The first form was made out of cardboard, but the results weren't very good.
The next step was to cut out a pattern for the neck. We mostly did this by eye, and I neglected to take any pictures. Still, here's the same process done with an experiment.
Then we paper-mached it and clamped it together.
The next step was to actually make the paper mache body. We put tinfoil over the form, then just added a bunch of mache layers. The tinfoil stuck to the mache meaning the inside is all silver.
We decided to tie the two halves together, instead of just pasteing them. Honestly, next time we should just use glue. It took a long time.
The tuning pegs and bridge were both 3D printed. Tristan did a great job modeling those. I'll be uploading the files to thingiverse after I'm done sleeping forever.
All in all, it worked. In hindsight I wish I had taken more pictures. Ohh well, it was a learning experience, and we'll be revisiting this project in a week or two, so I can take some better pictures then.
I sleep for a few hours, and it's pretty much finished. Also there's nobody here. Spooky.
We used 3D printing to do the bridge and the tuning heads. Those are the only parts that aren't paper though. In order to do the big pieces like the neck we cut out a bunch of shapes and paper mached them together. It creates a surprisingly strong piece.
Tristan planing the neck. If you don't, the strings will hit against all the imperfections and create a buzzing noise.
The form finally finished, after twelve hours . Here it is with the neck attached. Of course that's just a mold, for the actual violin we're using 8 layers of paper mache.
Here's the finished body. Well more or less finished, we still need to put the two halves together and shave off the excess. As of this posting they're not dry.
Ok, so, I went home to sleep for a few hours. It turned out it was eight hours. Thats more then I wanted, but oh well, I'll be awake and productive now!
It seems that while I was sleeping, Alex who is currently asleep, has printed off the rest of the mold for the violin! This is very exiting because it means that I can clean off the table and get to the real interesting part of our feed! (if you didn't find getting a 3d printer going exiting enough, lolz) I'm going to start working on the body of the violin! I think I'll also get a few other parts printing while I'm at it; I modeled the bridge and the pegs last night on blender.
Since the last post we have made a neck for the violin, and printed half of the mold for the body. It took a bit of doing to get the printr going smoothly, but it seems pretty happy now! Time to get a bit of sleep. More updates will follow when someone wakes up!
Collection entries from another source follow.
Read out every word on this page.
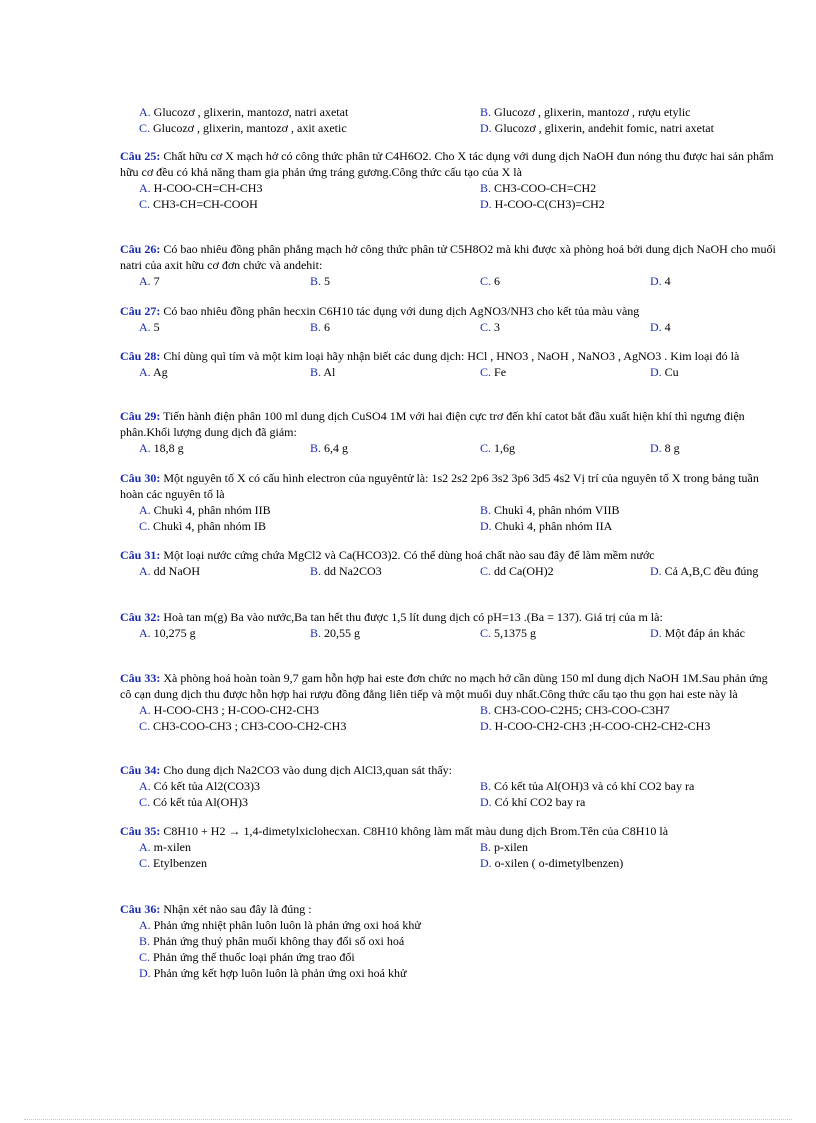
A. Glucozơ , glixerin, mantozơ, natri axetat	B. Glucozơ , glixerin, mantozơ , rượu etylic
C. Glucozơ , glixerin, mantozơ , axit axetic	D. Glucozơ , glixerin, andehit fomic, natri axetat
Câu 25: Chất hữu cơ X mạch hở có công thức phân tử C4H6O2. Cho X tác dụng với dung dịch NaOH đun nóng thu được hai sản phẩm hữu cơ đều có khả năng tham gia phản ứng tráng gương.Công thức cấu tạo của X là
A. H-COO-CH=CH-CH3	B. CH3-COO-CH=CH2
C. CH3-CH=CH-COOH	D. H-COO-C(CH3)=CH2
Câu 26: Có bao nhiêu đồng phân phẳng mạch hở công thức phân tử C5H8O2 mà khi được xà phòng hoá bởi dung dịch NaOH cho muối natri của axit hữu cơ đơn chức và andehit:
A. 7	B. 5	C. 6	D. 4
Câu 27: Có bao nhiêu đồng phân hecxin C6H10 tác dụng với dung dịch AgNO3/NH3 cho kết tủa màu vàng
A. 5	B. 6	C. 3	D. 4
Câu 28: Chỉ dùng quì tím và một kim loại hãy nhận biết các dung dịch: HCl , HNO3 , NaOH , NaNO3 , AgNO3 . Kim loại đó là
A. Ag	B. Al	C. Fe	D. Cu
Câu 29: Tiến hành điện phân 100 ml dung dịch CuSO4 1M với hai điện cực trơ đến khí catot bắt đầu xuất hiện khí thì ngưng điện phân.Khối lượng dung dịch đã giảm:
A. 18,8 g	B. 6,4 g	C. 1,6g	D. 8 g
Câu 30: Một nguyên tố X có cấu hình electron của nguyêntử là: 1s2 2s2 2p6 3s2 3p6 3d5 4s2 Vị trí của nguyên tố X trong bảng tuần hoàn các nguyên tố là
A. Chukì 4, phân nhóm IIB	B. Chukì 4, phân nhóm VIIB
C. Chukì 4, phân nhóm IB	D. Chukì 4, phân nhóm IIA
Câu 31: Một loại nước cứng chứa MgCl2 và Ca(HCO3)2. Có thể dùng hoá chất nào sau đây để làm mềm nước
A. dd NaOH	B. dd Na2CO3	C. dd Ca(OH)2	D. Cả A,B,C đều đúng
Câu 32: Hoà tan m(g) Ba vào nước,Ba tan hết thu được 1,5 lít dung dịch có pH=13 .(Ba = 137). Giá trị của m là:
A. 10,275 g	B. 20,55 g	C. 5,1375 g	D. Một đáp án khác
Câu 33: Xà phòng hoá hoàn toàn 9,7 gam hỗn hợp hai este đơn chức no mạch hở cần dùng 150 ml dung dịch NaOH 1M.Sau phản ứng cô cạn dung dịch thu được hỗn hợp hai rượu đồng đẳng liên tiếp và một muối duy nhất.Công thức cấu tạo thu gọn hai este này là
A. H-COO-CH3 ; H-COO-CH2-CH3	B. CH3-COO-C2H5; CH3-COO-C3H7
C. CH3-COO-CH3 ; CH3-COO-CH2-CH3	D. H-COO-CH2-CH3 ;H-COO-CH2-CH2-CH3
Câu 34: Cho dung dịch Na2CO3 vào dung dịch AlCl3,quan sát thấy:
A. Có kết tủa Al2(CO3)3	B. Có kết tủa Al(OH)3 và có khí CO2 bay ra
C. Có kết tủa Al(OH)3	D. Có khí CO2 bay ra
Câu 35: C8H10 + H2 → 1,4-dimetylxiclohecxan. C8H10 không làm mất màu dung dịch Brom.Tên của C8H10 là
A. m-xilen	B. p-xilen
C. Etylbenzen	D. o-xilen ( o-dimetylbenzen)
Câu 36: Nhận xét nào sau đây là đúng :
A. Phản ứng nhiệt phân luôn luôn là phản ứng oxi hoá khử
B. Phản ứng thuỷ phân muối không thay đổi số oxi hoá
C. Phản ứng thế thuốc loại phản ứng trao đổi
D. Phản ứng kết hợp luôn luôn là phản ứng oxi hoá khử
Ok, this is Tristan checking in. Gunna give ya a bit of a picture show!
This is The prototype I built.
Heres a bit of our space, you can see our printr on the desk there. We are trying to use it to print off a mold for the body of the violin that Alex made on opencad.
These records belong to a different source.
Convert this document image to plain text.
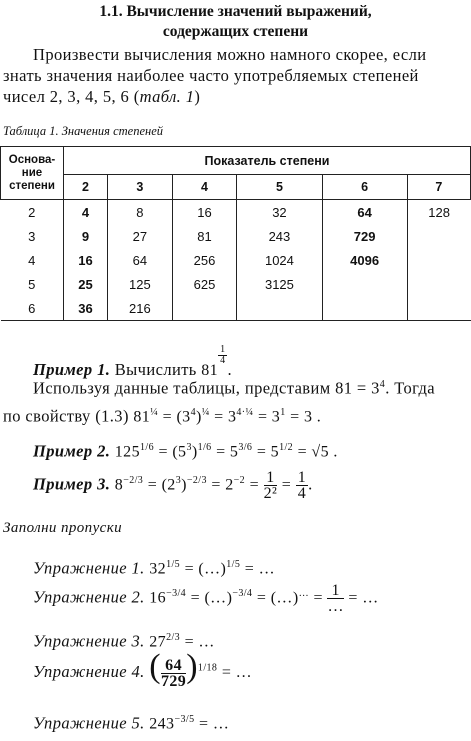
1.1. Вычисление значений выражений,
содержащих степени
Произвести вычисления можно намного скорее, если
знать значения наиболее часто употребляемых степеней
чисел 2, 3, 4, 5, 6 (табл. 1)
Таблица 1. Значения степеней
Основа-
ние
степени	Показатель степени					
	2	3	4	5	6	7
2	4	8	16	32	64	128
3	9	27	81	243	729	
4	16	64	256	1024	4096	
5	25	125	625	3125		
6	36	216				
Пример 1. Вычислить 81
$\frac{1}{4}$
.
Используя данные таблицы, представим $81 = 3^4$. Тогда
по свойству (1.3) $81^{\frac{1}{4}} = (3^4)^{\frac{1}{4}} = 3^{4\cdot\frac{1}{4}} = 3^1 = 3$ .
Пример 2. $125^{1/6} = (5^3)^{1/6} = 5^{3/6} = 5^{1/2} = √5$ .
Пример 3. $8^{-2/3} = (2^3)^{-2/3} = 2^{-2} = \frac{1}{\text{2²}} = \frac{1}{4}$ .
Заполни пропуски
Упражнение 1. $32^{1/5}$ = (…)$^{1/5}$ = …
Упражнение 2. $16^{-3/4}$ = (…)$^{-3/4}$ = (…)… = $\frac{1}{\dots}$ = …
Упражнение 3. $27^{2/3}$ = …
Упражнение 4. ( $\frac{64}{729} )^{1/18}$ = …
Упражнение 5. $243^{-3/5}$ = …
Heres our cam, looking down on the printr. Also we've been watching the deconstruction main feed.
Heres the print bed. Now right side up!
And heres a display of alex's random and useful knowledge; we built a rheostat.
So the first problem of the evening, my flatmate accidentally snapped the termistor on the heated bed of our 3D printer. I thought I could just measure the temperature manually, but it turns out the printer won't power the bed at all unless it's getting a value for that thermistor. Not having any appropriate resistors on hand and not having the time to dig through the firmware, we had to improvise. The solution was something called a liquid rheostat. Basically, you put both leads in water and slowly add salt. The more salt you add the lower the resistance. That gave us a fake resistance value and fixed the bed.
Someone also put the bed on backwards. That was a lot easier to figure out.